Una de las áreas más inestables y menos abordadas de la relación matrimonial es la de las expectativas, que son, como se intuye, las esperanzas puestas en que algo suceda o se consiga. Es muy poco probable que, ante una vivencia determinada, marido y mujer tengan las mismas expectativas. En consecuencia, es también raro que el grado de satisfacción o de frustración tras esa experiencia sea el mismo. Veámoslo con un ejemplo.

Un matrimonio lleva tiempo intentando hacer una escapada romántica. Hace años que no lo consiguen y, ¡por fin!, él le ha dado la sorpresa: regalo de aniversario. Han colocado los niños, encontrado el tiempo y el lugar. Todo está dispuesto. Al final, solo ha podido ser una noche, pero no importa, será más que suficiente.

Salen en coche hacia un hotelito en la costa ‘con encanto’. Vencido el primer amago de añoranza de los niños por parte de ella, llegan al hotel. Y es, ciertamente, ‘encantador’. Hace un día precioso. El sol se está poniendo y salen a dar un paseo por la playa. A ella le encanta la naturaleza y él lo sabe. Después de cenar en un chiringuito moderno y acogedor, se estiran en la playa a la caza de estrellas fugaces.

Es ya la una de la madrugada y deciden retirarse al hotel. La habitación está limpia y cuidada. Mientras ella se va cambiando, él descubre la cama, apaga la indiscreta luz del techo y la espera. Ella llega y le suelta: “¡Uy, la una y media ya, qué tarde es! Cariño, tenemos que dormirnos enseguida, que mañana me gustaría levantarme pronto para ver la salida del sol… ¡Dicen que se pueden avistar delfines a esa hora!”
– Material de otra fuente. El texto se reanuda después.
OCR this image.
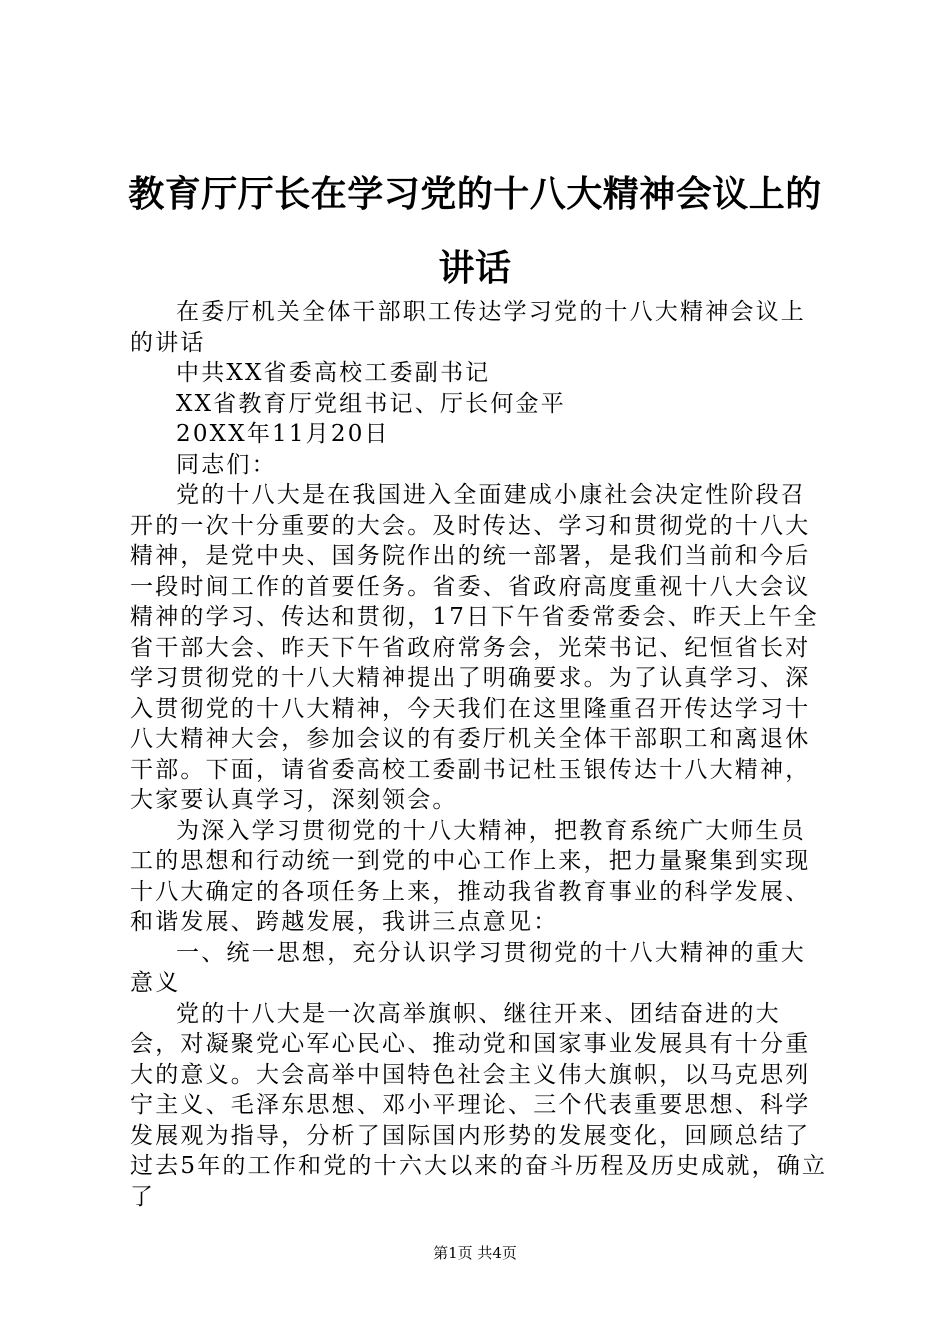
教育厅厅长在学习党的十八大精神会议上的讲话

在委厅机关全体干部职工传达学习党的十八大精神会议上的讲话

中共XX省委高校工委副书记

XX省教育厅党组书记、厅长何金平

20XX年11月20日

同志们：

党的十八大是在我国进入全面建成小康社会决定性阶段召开的一次十分重要的大会。及时传达、学习和贯彻党的十八大精神，是党中央、国务院作出的统一部署，是我们当前和今后一段时间工作的首要任务。省委、省政府高度重视十八大会议精神的学习、传达和贯彻，17日下午省委常委会、昨天上午全省干部大会、昨天下午省政府常务会，光荣书记、纪恒省长对学习贯彻党的十八大精神提出了明确要求。为了认真学习、深入贯彻党的十八大精神，今天我们在这里隆重召开传达学习十八大精神大会，参加会议的有委厅机关全体干部职工和离退休干部。下面，请省委高校工委副书记杜玉银传达十八大精神，大家要认真学习，深刻领会。

为深入学习贯彻党的十八大精神，把教育系统广大师生员工的思想和行动统一到党的中心工作上来，把力量聚集到实现十八大确定的各项任务上来，推动我省教育事业的科学发展、和谐发展、跨越发展，我讲三点意见：

一、统一思想，充分认识学习贯彻党的十八大精神的重大意义

党的十八大是一次高举旗帜、继往开来、团结奋进的大会，对凝聚党心军心民心、推动党和国家事业发展具有十分重大的意义。大会高举中国特色社会主义伟大旗帜，以马克思列宁主义、毛泽东思想、邓小平理论、三个代表重要思想、科学发展观为指导，分析了国际国内形势的发展变化，回顾总结了过去5年的工作和党的十六大以来的奋斗历程及历史成就，确立了

第1页 共4页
Él, intentando no mostrar decepción alguna, contesta: “Claro, cariño, como tú quieras. Es tu fin de semana”. Y, por dentro, se dice a sí mismo: “¡La próxima escapada romántica la hago con un reportero del National Geographic!”

Cuando frustraciones como esta se repiten a menudo en un matrimonio, se va generando, en uno o en ambos cónyuges, una desilusión que, al principio, no parece de importancia y se va superando con entrega, elegancia y elevación de miras, pero, con el tiempo, va, poco a poco, socavando la relación.
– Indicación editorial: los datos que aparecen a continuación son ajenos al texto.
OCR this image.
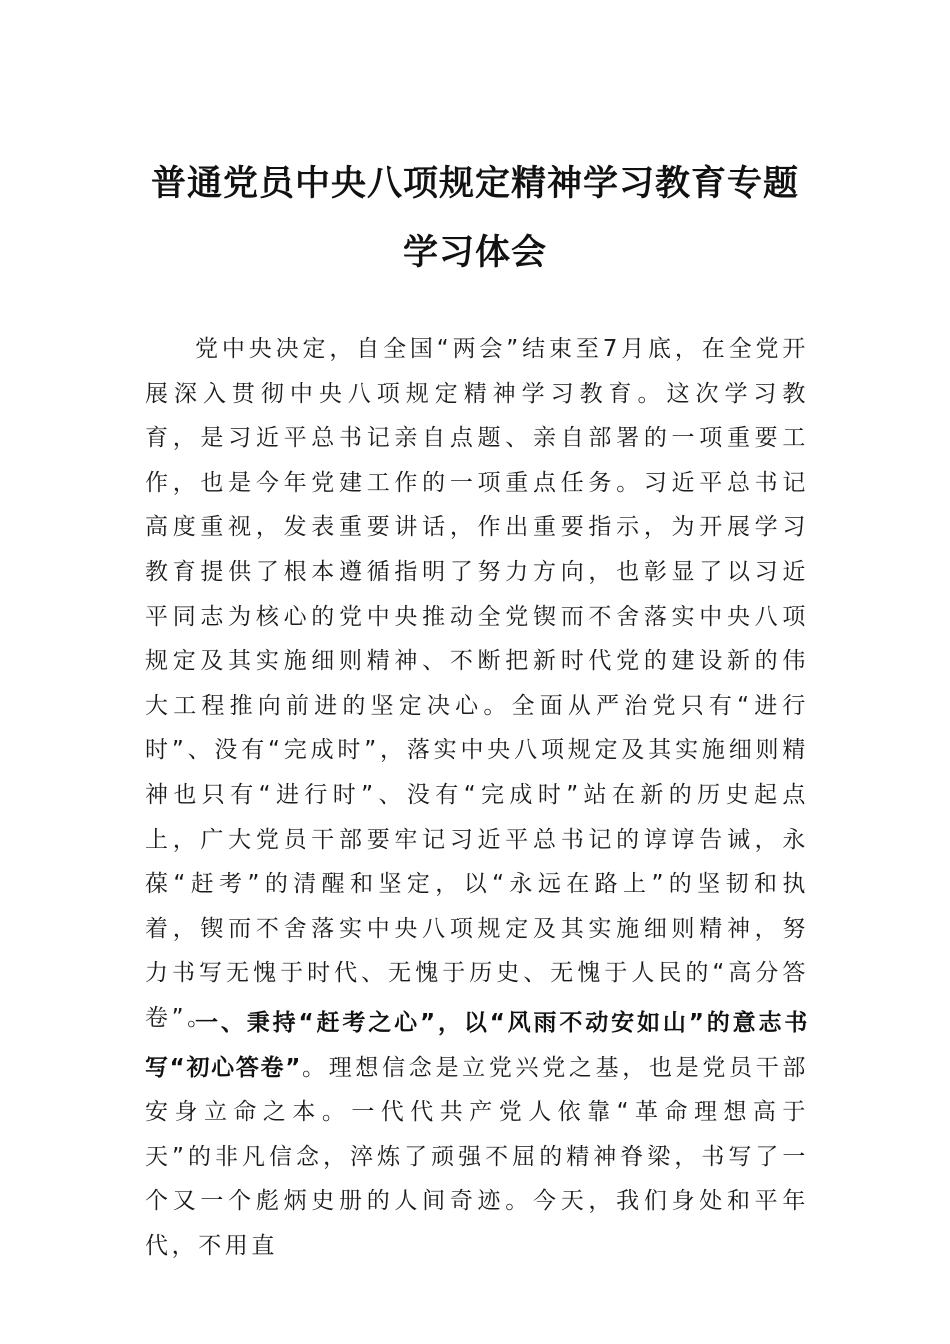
普通党员中央八项规定精神学习教育专题
学习体会

党中央决定，自全国“两会”结束至7月底，在全党开展深入贯彻中央八项规定精神学习教育。这次学习教育，是习近平总书记亲自点题、亲自部署的一项重要工作，也是今年党建工作的一项重点任务。习近平总书记高度重视，发表重要讲话，作出重要指示，为开展学习教育提供了根本遵循指明了努力方向，也彰显了以习近平同志为核心的党中央推动全党锲而不舍落实中央八项规定及其实施细则精神、不断把新时代党的建设新的伟大工程推向前进的坚定决心。全面从严治党只有“进行时”、没有“完成时”，落实中央八项规定及其实施细则精神也只有“进行时”、没有“完成时”站在新的历史起点上，广大党员干部要牢记习近平总书记的谆谆告诫，永葆“赶考”的清醒和坚定，以“永远在路上”的坚韧和执着，锲而不舍落实中央八项规定及其实施细则精神，努力书写无愧于时代、无愧于历史、无愧于人民的“高分答卷”。

一、秉持“赶考之心”，以“风雨不动安如山”的意志书写“初心答卷”。理想信念是立党兴党之基，也是党员干部安身立命之本。一代代共产党人依靠“革命理想高于天”的非凡信念，淬炼了顽强不屈的精神脊梁，书写了一个又一个彪炳史册的人间奇迹。今天，我们身处和平年代，不用直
Uno de los problemas de las expectativas es que, en ocasiones, ni nosotros mismos las tenemos identificadas. Nunca hemos pensado en ello detenidamente. ¿Qué espero yo de mi mujer o de mi marido cuando vamos a casa de mis padres, cuando debato con nuestros amigos delante de ella o él, cuando le comunico un éxito o fracaso profesional, cuando los niños se pelean o cuando llegamos a casa cargados y cansados después de un fin de semana agotador?

Otra dificultad en el manejo de las expectativas es que no las damos a conocer suficientemente. A veces, por descuido: ¿le he dicho a mi marido que me encanta que me llame a media mañana sin otra razón que escuchar mi voz, como me dijo una vez hace siete años?  Otras veces, porque pensamos, erróneamente, que él o ella discurren de la misma manera que nosotros y, como nos quieren tanto, van a hacer todo tal y como lo hemos pensado, sin decírselo, claro. “Seguro que mañana, por mi cumpleaños, me regalará aquel pañuelo color burdeos que le enseñé hace cinco meses en El Corte Inglés cuando él buscaba, afanado, una mancha de bicicleta para poder salir con sus amigos que le estaban esperando en la calle” [aclaración: para un hombre estándar, con menos píxeles oculares que su mujer, ‘burdeos’ no es un color, es un vino].

Peor sería que nuestra mujer o nuestro marido no nos comunicara sus expectativas porque no se atreviese, porque temiera, por ejemplo, nuestra reacción agresiva, irónica, cínica o de desprecio.

Se acerca el verano y, quién más quién menos, todos nos vamos haciendo nuestras ilusiones y vamos teniendo determinadas expectativas. Eso es bueno, pero mejor es contrastarlas con nuestro cónyuge e intentar lograr un adecuado equilibrio para que todos podamos disfrutar de verdad del merecido descanso.

Y, después, vale la pena trasladar esa costumbre al día a día de nuestra relación. El agua que se estanca se acaba pudriendo. En nuestro matrimonio no puede haber agua encharcada ni corrientes subterráneas. Ha de ser agua viva, que fluya franca, abierta y permanentemente.

La conclusión es sencilla: nuestro cónyuge quiere amarnos como a nosotros nos gusta ser amados, pero, a veces, no sabe cómo. ¡Ayudémosle!